Lusa/AO On line   Nacional   9 de Out de 2010, 07:53

A resposta da Rede Nacional de Cuidados Continuados Integrados (RNCCI) aos doentes paliativos é ainda insuficiente, admitiu a coordenadora, que revelou que é na região de Lisboa que a lista e o tempo de espera são mais longos.

No dia em que se assinala o Dia Mundial dos Cuidados Paliativos, a realidade nacional mostra que ainda não há uma resposta, através do Serviço Nacional de Saúde (SNS), para todas as pessoas que precisam de cuidados, tratamento ou apoio na fase final da vida, por se encontrarem numa situação de “intenso sofrimento”, como é explicado no Portal da Saúde.

“Embora tenha aumentado o número de respostas no que se refere a tipologia de cuidados paliativos, consideram-se ainda insuficientes para atender todos os doentes que dele necessitam”, disse à agência Lusa a coordenadora da RNCCI.
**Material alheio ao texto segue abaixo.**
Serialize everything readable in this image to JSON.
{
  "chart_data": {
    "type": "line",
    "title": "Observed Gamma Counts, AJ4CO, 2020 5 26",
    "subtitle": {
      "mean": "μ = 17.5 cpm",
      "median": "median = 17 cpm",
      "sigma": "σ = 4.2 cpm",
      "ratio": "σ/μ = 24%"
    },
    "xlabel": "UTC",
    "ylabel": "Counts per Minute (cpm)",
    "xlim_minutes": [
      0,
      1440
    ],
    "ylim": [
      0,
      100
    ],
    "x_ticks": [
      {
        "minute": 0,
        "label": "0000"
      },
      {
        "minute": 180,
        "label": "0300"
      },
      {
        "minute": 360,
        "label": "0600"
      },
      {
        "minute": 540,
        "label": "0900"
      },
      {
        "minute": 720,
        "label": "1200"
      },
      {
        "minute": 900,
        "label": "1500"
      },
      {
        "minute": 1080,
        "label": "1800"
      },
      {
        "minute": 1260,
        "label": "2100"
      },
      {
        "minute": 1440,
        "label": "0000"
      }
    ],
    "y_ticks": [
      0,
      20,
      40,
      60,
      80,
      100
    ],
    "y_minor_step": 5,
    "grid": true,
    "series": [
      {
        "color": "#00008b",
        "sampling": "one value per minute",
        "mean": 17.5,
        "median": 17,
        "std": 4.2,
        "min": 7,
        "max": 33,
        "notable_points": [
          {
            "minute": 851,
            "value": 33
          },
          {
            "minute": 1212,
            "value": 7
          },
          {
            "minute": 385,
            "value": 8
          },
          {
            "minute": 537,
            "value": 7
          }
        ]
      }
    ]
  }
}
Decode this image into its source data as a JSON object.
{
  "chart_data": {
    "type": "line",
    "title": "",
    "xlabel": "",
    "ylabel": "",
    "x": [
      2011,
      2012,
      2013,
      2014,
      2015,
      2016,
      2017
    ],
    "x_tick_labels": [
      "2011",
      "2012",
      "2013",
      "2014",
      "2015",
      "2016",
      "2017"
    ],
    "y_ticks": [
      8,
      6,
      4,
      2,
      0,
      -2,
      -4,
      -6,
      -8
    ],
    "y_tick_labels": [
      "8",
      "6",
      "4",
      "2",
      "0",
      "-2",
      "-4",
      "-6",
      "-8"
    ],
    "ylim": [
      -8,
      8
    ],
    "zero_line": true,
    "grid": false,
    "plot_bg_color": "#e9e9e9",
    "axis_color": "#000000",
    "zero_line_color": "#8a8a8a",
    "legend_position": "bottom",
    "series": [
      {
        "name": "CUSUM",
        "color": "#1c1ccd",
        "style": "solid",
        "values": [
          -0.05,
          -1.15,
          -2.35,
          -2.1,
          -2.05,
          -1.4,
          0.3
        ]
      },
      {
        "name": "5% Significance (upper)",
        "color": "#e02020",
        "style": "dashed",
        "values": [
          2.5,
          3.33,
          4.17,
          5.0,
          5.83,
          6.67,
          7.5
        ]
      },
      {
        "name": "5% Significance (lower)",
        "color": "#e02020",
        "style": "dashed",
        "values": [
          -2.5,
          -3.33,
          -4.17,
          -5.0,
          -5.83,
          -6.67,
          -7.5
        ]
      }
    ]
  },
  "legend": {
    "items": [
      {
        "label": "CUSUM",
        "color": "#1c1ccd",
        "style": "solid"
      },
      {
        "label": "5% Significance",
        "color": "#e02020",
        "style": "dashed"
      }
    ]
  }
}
Segundo Inês Guerreiro, a RNCCI está “a um terço da sua implementação”, sendo expetável que “em 2013 se encontre a funcionar em pleno”.

Segundo dados facultados pela responsável, existem 132 camas de internamento em unidades de cuidados paliativos: 61 na região de Lisboa e Vale do Tejo (LVT), 35 no Norte, 25 no Centro, 12 no Alentejo e 10 no Algarve.
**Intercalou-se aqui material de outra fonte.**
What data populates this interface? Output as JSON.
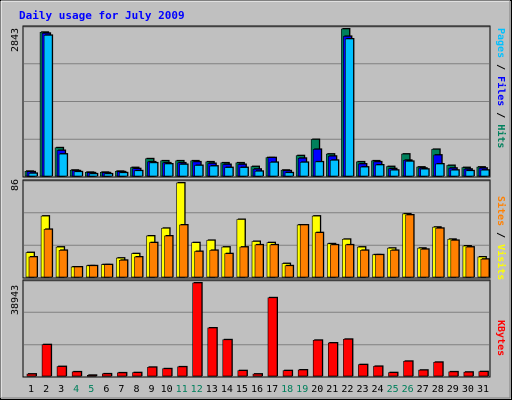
{
  "title": "Daily usage for July 2009",
  "colors": {
    "background": "#C0C0C0",
    "plot_background": "#C0C0C0",
    "title": "#0000FF",
    "hits": "#00805C",
    "files": "#0000FF",
    "pages": "#00C0FF",
    "visits": "#FFFF00",
    "sites": "#FF8000",
    "kbytes": "#FF0000",
    "axis_label_dark": "#000000",
    "weekend_label": "#00805C",
    "grid": "#808080"
  },
  "chart_data": [
    {
      "type": "bar",
      "panel": "top",
      "y_max_label": "2843",
      "ylim": [
        0,
        2843
      ],
      "categories": [
        "1",
        "2",
        "3",
        "4",
        "5",
        "6",
        "7",
        "8",
        "9",
        "10",
        "11",
        "12",
        "13",
        "14",
        "15",
        "16",
        "17",
        "18",
        "19",
        "20",
        "21",
        "22",
        "23",
        "24",
        "25",
        "26",
        "27",
        "28",
        "29",
        "30",
        "31"
      ],
      "legend": [
        "Pages",
        "Files",
        "Hits"
      ],
      "series": [
        {
          "name": "Hits",
          "values": [
            110,
            2780,
            560,
            130,
            90,
            90,
            110,
            180,
            350,
            310,
            310,
            310,
            290,
            270,
            270,
            200,
            370,
            130,
            410,
            720,
            440,
            2843,
            290,
            310,
            200,
            440,
            190,
            530,
            220,
            180,
            190
          ]
        },
        {
          "name": "Files",
          "values": [
            100,
            2760,
            510,
            120,
            80,
            80,
            100,
            160,
            290,
            270,
            270,
            290,
            260,
            240,
            240,
            150,
            370,
            120,
            360,
            530,
            400,
            2700,
            250,
            290,
            160,
            320,
            170,
            420,
            170,
            150,
            170
          ]
        },
        {
          "name": "Pages",
          "values": [
            70,
            2720,
            440,
            100,
            60,
            60,
            80,
            120,
            270,
            250,
            240,
            220,
            210,
            180,
            180,
            110,
            280,
            80,
            280,
            290,
            320,
            2650,
            190,
            230,
            130,
            300,
            150,
            250,
            130,
            120,
            130
          ]
        }
      ]
    },
    {
      "type": "bar",
      "panel": "middle",
      "y_max_label": "86",
      "ylim": [
        0,
        86
      ],
      "categories": [
        "1",
        "2",
        "3",
        "4",
        "5",
        "6",
        "7",
        "8",
        "9",
        "10",
        "11",
        "12",
        "13",
        "14",
        "15",
        "16",
        "17",
        "18",
        "19",
        "20",
        "21",
        "22",
        "23",
        "24",
        "25",
        "26",
        "27",
        "28",
        "29",
        "30",
        "31"
      ],
      "legend": [
        "Sites",
        "Visits"
      ],
      "series": [
        {
          "name": "Visits",
          "values": [
            23,
            56,
            28,
            10,
            11,
            12,
            18,
            22,
            38,
            45,
            86,
            32,
            34,
            28,
            53,
            33,
            32,
            13,
            48,
            56,
            31,
            35,
            28,
            21,
            27,
            58,
            27,
            46,
            35,
            29,
            19
          ]
        },
        {
          "name": "Sites",
          "values": [
            19,
            44,
            25,
            10,
            11,
            12,
            16,
            19,
            32,
            38,
            48,
            24,
            25,
            22,
            28,
            30,
            30,
            11,
            48,
            41,
            30,
            30,
            25,
            21,
            25,
            57,
            26,
            45,
            34,
            28,
            17
          ]
        }
      ]
    },
    {
      "type": "bar",
      "panel": "bottom",
      "y_max_label": "38943",
      "ylim": [
        0,
        38943
      ],
      "categories": [
        "1",
        "2",
        "3",
        "4",
        "5",
        "6",
        "7",
        "8",
        "9",
        "10",
        "11",
        "12",
        "13",
        "14",
        "15",
        "16",
        "17",
        "18",
        "19",
        "20",
        "21",
        "22",
        "23",
        "24",
        "25",
        "26",
        "27",
        "28",
        "29",
        "30",
        "31"
      ],
      "legend": [
        "KBytes"
      ],
      "series": [
        {
          "name": "KBytes",
          "values": [
            1200,
            13400,
            4300,
            2100,
            700,
            1300,
            1700,
            1800,
            4000,
            3400,
            4200,
            38943,
            20300,
            15400,
            2600,
            1200,
            32800,
            2600,
            2900,
            15200,
            14100,
            15600,
            5100,
            4400,
            1800,
            6500,
            2800,
            6100,
            2100,
            2000,
            2200
          ]
        }
      ]
    }
  ],
  "x_axis": {
    "labels": [
      "1",
      "2",
      "3",
      "4",
      "5",
      "6",
      "7",
      "8",
      "9",
      "10",
      "11",
      "12",
      "13",
      "14",
      "15",
      "16",
      "17",
      "18",
      "19",
      "20",
      "21",
      "22",
      "23",
      "24",
      "25",
      "26",
      "27",
      "28",
      "29",
      "30",
      "31"
    ],
    "weekend_days": [
      "4",
      "5",
      "11",
      "12",
      "18",
      "19",
      "25",
      "26"
    ]
  },
  "right_labels": {
    "top": [
      {
        "text": "Pages",
        "color": "#00C0FF"
      },
      {
        "text": " / ",
        "color": "#000000"
      },
      {
        "text": "Files",
        "color": "#0000FF"
      },
      {
        "text": " / ",
        "color": "#000000"
      },
      {
        "text": "Hits",
        "color": "#00805C"
      }
    ],
    "middle": [
      {
        "text": "Sites",
        "color": "#FF8000"
      },
      {
        "text": " / ",
        "color": "#000000"
      },
      {
        "text": "Visits",
        "color": "#FFFF00"
      }
    ],
    "bottom": [
      {
        "text": "KBytes",
        "color": "#FF0000"
      }
    ]
  }
}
Já em relação aos doentes em lista de espera, os dados da coordenadora da RNCCI mostram que a 08 de outubro eram 164, sendo que, destes, 147 estão em LVT, 11 no Centro, três no Norte, dois no Algarve e um no Alentejo.
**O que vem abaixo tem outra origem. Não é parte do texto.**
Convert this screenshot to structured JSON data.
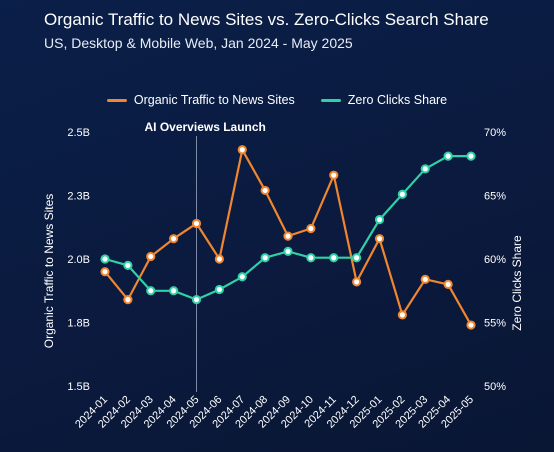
{
  "title": "Organic Traffic to News Sites vs. Zero-Clicks Search Share",
  "subtitle": "US, Desktop & Mobile Web, Jan 2024 - May 2025",
  "colors": {
    "traffic": "#f0862f",
    "zero": "#2fd1a6",
    "background": "#0b1a3e"
  },
  "chart_data": {
    "type": "line",
    "x": [
      "2024-01",
      "2024-02",
      "2024-03",
      "2024-04",
      "2024-05",
      "2024-06",
      "2024-07",
      "2024-08",
      "2024-09",
      "2024-10",
      "2024-11",
      "2024-12",
      "2025-01",
      "2025-02",
      "2025-03",
      "2025-04",
      "2025-05"
    ],
    "series": [
      {
        "name": "Organic Traffic to News Sites",
        "axis": "left",
        "values": [
          1.95,
          1.84,
          2.01,
          2.08,
          2.14,
          2.0,
          2.43,
          2.27,
          2.09,
          2.12,
          2.33,
          1.91,
          2.08,
          1.78,
          1.92,
          1.9,
          1.74
        ]
      },
      {
        "name": "Zero Clicks Share",
        "axis": "right",
        "values": [
          60,
          59.5,
          57.5,
          57.5,
          56.8,
          57.6,
          58.6,
          60.1,
          60.6,
          60.1,
          60.1,
          60.1,
          63.1,
          65.1,
          67.1,
          68.1,
          68.1
        ]
      }
    ],
    "y_left": {
      "label": "Organic Traffic to News Sites",
      "ticks": [
        "2.5B",
        "2.3B",
        "2.0B",
        "1.8B",
        "1.5B"
      ],
      "range": [
        1.5,
        2.5
      ]
    },
    "y_right": {
      "label": "Zero Clicks Share",
      "ticks": [
        "70%",
        "65%",
        "60%",
        "55%",
        "50%"
      ],
      "range": [
        50,
        70
      ]
    },
    "annotation": {
      "label": "AI Overviews Launch",
      "x": "2024-05"
    },
    "legend": "top-center",
    "grid": false
  }
}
“A região de Lisboa e Vale do Tejo, em que existe menor número de camas em relação à população, é naturalmente aquela em que o número de doentes em espera e também o tempo médio de espera para colocação são maiores”, apontou Inês Guerreiro.

Os dados mostram que, em matéria de unidade de cuidados paliativos, o tempo médio de espera, na região de Lisboa, é de 59 dias, seguida da região Centro, onde o tempo de espera ronda 21 dias.

Bastante menos tempo esperam os doentes do Alentejo, Algarve e do Norte, onde os tempos médios rondam cinco dias nas primeiras duas regiões e seis dias na última.

Quanto a equipas intra hospitalares de suporte em cuidados paliativos (EIHSCP), Inês Guerreiro disse serem atualmente quinze: quatro no Norte, uma no Centro, três na região de Lisboa e Vale do Tejo, cinco no Alentejo e duas no Algarve.

Nas equipas domiciliárias, os dados mostram um total de 141, distribuídas pelo Centro, com 43, Lisboa e Vale do Tejo, com 37, Algarve, com 28, Norte, com 22, e Alentejo, com 11.

Contactada pela Lusa, a presidente da Associação Portuguesa de Cuidados Paliativos (APCP) entende que o SNS apresenta várias deficiências em matéria de acesso dos doentes aos cuidados de que necessitam, mas acredita que, mais do que a questão financeira, é a desigualdade geográfica que cria o maior fosso.

“O problema não é dinheiro, é muitas vezes o da desigualdade geográfica. É gravíssimo. Em alguns distritos, como Braga, Viseu, Guarda ou Aveiro, as pessoas não têm acesso, porque não há. É uma verdadeira indignidade e este é o maior critério de desigualdade”, disse Isabel Galriça Neto.

Na opinião da especialista, “a primeira injustiça” está no facto destes doentes “serem metidos numa rede burocrática que não tem em conta as suas necessidades e as suas especificidades clínicas”.